The frontend makes 3 parallel React Query calls (pending, processing, failed with date filter) instead of one generic call. This lets each section load independently and cache separately, improving perceived performance.
Codex Review Findings:
- The original plan had 8 coverage gaps - auth tests, 404 tests, and quota tests were missing
- Ambiguities like “subscribed” and “status precedence” needed explicit resolution before TDD
- Frontend tasks were too vague - acceptance criteria tables enable testable requirements
Key Resolutions Added:
- Status precedence:
sent > pending > available(highest wins) - “Subscribed” means active subscriptions only
- Migration tests use SQLite model-level approach, not migration-level
career
Tailored resume materials for the Anthropic TPM Launches role. Focused on aligning authentic experience with the job description by emphasizing launch ownership, named AI customers, and quantified outcomes.
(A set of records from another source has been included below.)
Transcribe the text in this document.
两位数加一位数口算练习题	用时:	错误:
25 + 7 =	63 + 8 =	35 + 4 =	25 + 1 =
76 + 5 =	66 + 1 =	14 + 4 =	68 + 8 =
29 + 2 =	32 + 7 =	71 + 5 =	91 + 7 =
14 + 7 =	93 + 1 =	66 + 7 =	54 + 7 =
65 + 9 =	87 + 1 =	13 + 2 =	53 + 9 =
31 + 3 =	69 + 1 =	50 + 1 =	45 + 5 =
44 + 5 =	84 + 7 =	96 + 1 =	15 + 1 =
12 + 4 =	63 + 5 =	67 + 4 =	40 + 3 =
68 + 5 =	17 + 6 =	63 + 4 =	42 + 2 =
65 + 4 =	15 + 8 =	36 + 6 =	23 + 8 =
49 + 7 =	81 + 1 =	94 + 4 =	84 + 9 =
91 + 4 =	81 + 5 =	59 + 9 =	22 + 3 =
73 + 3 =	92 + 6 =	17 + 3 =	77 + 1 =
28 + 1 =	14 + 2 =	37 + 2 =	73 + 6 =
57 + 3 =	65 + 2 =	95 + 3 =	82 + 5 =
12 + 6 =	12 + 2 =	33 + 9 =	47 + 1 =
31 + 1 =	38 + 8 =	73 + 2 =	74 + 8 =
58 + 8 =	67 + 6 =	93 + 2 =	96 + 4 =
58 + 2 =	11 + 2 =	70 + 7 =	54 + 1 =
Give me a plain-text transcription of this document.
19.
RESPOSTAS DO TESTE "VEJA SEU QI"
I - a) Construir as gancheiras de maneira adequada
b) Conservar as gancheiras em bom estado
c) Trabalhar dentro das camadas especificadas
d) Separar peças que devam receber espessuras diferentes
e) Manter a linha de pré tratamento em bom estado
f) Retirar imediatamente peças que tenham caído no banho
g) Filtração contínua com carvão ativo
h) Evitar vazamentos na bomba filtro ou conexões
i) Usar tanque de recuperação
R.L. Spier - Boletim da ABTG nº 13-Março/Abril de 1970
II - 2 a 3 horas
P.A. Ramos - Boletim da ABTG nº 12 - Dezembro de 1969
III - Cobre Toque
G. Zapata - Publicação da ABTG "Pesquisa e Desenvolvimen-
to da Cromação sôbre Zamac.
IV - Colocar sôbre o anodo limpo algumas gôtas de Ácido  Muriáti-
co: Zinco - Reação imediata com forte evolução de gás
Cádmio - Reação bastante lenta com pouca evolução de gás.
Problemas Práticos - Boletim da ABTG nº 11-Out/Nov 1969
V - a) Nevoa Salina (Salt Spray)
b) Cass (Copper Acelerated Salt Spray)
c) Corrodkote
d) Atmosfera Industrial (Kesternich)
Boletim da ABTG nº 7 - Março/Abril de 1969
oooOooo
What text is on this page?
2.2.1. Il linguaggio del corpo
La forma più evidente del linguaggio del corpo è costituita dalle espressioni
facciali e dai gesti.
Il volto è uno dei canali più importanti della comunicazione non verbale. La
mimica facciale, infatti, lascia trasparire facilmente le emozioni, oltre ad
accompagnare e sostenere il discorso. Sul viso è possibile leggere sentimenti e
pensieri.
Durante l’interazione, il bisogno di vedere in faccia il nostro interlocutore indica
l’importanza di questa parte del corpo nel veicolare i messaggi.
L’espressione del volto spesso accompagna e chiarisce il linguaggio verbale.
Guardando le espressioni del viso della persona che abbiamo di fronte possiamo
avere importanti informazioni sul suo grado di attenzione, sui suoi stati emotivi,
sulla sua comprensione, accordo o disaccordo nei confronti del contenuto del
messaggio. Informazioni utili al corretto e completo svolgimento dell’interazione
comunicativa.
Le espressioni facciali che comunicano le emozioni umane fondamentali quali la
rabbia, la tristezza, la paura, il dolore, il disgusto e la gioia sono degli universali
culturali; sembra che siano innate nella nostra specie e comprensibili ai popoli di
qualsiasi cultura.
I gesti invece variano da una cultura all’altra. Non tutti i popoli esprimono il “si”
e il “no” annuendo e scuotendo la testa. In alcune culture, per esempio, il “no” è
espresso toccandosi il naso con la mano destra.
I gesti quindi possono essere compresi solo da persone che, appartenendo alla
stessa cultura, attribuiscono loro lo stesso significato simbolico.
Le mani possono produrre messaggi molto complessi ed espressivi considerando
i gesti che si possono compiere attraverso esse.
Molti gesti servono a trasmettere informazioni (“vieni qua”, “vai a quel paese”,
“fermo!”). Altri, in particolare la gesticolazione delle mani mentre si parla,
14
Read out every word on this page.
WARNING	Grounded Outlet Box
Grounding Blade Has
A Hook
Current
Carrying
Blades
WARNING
Applied Strunk-style writing edits to tighten prose and replaced generic JD-matching phrases with concrete, credible skill language from the master resume.
Matching Strategy for Anthropic:
- Prioritizing bullets that show launch ownership (Go/No-Go decisions, frameworks)
- Emphasizing named AI customers (OpenAI, NVIDIA, Databricks) - directly relevant to Anthropic’s customer base
- Selecting bullets with quantified outcomes - Anthropic’s rigorous culture values evidence
Resume Optimization Applied:
- Terminology alignment: “Go/No-Go decision framework” maps directly to JD’s launch readiness language
- Named AI customers: OpenAI, NVIDIA, Databricks show relevant AI infrastructure experience
- Quantified outcomes: 17x, 48h→4h, 20x improvements demonstrate measurable impact
- Infrastructure emphasis: Kept your authentic background while highlighting launch relevance
Strunk’s key edits: Cut filler words, used positive form (“could help no one” vs “couldn’t help”), moved emphatic words to sentence ends, tightened parallel structure.
Your authentic skill language from the Master Resume and CoreWeave resume uses specific terms like “NPI,” “SLA/SLO definition,” “root cause analysis,” “Kusto/Python/SQL” - concrete and credible. The current Anthropic resume uses generic JD-matching phrases like “influence without authority” which screams copy-paste.
courses
Continued studying distributed systems, focusing on cluster scheduling and resource allocation. Studied the Gavel paper on heterogeneous cluster scheduling, which separates allocation policy from execution mechanism for clean extensibility.
Decoupling policy from mechanism is Gavel’s architectural win. The policy layer (Section 4) computes what allocation is optimal. The mechanism layer (Section 5) figures out how to achieve it. This separation means:
- New policies don’t need new mechanisms
- The mechanism is simple (greedy priority-based)
- Suboptimal per-round decisions self-correct over time
This is similar to how operating systems separate scheduling policy (which process runs) from mechanism (context switching).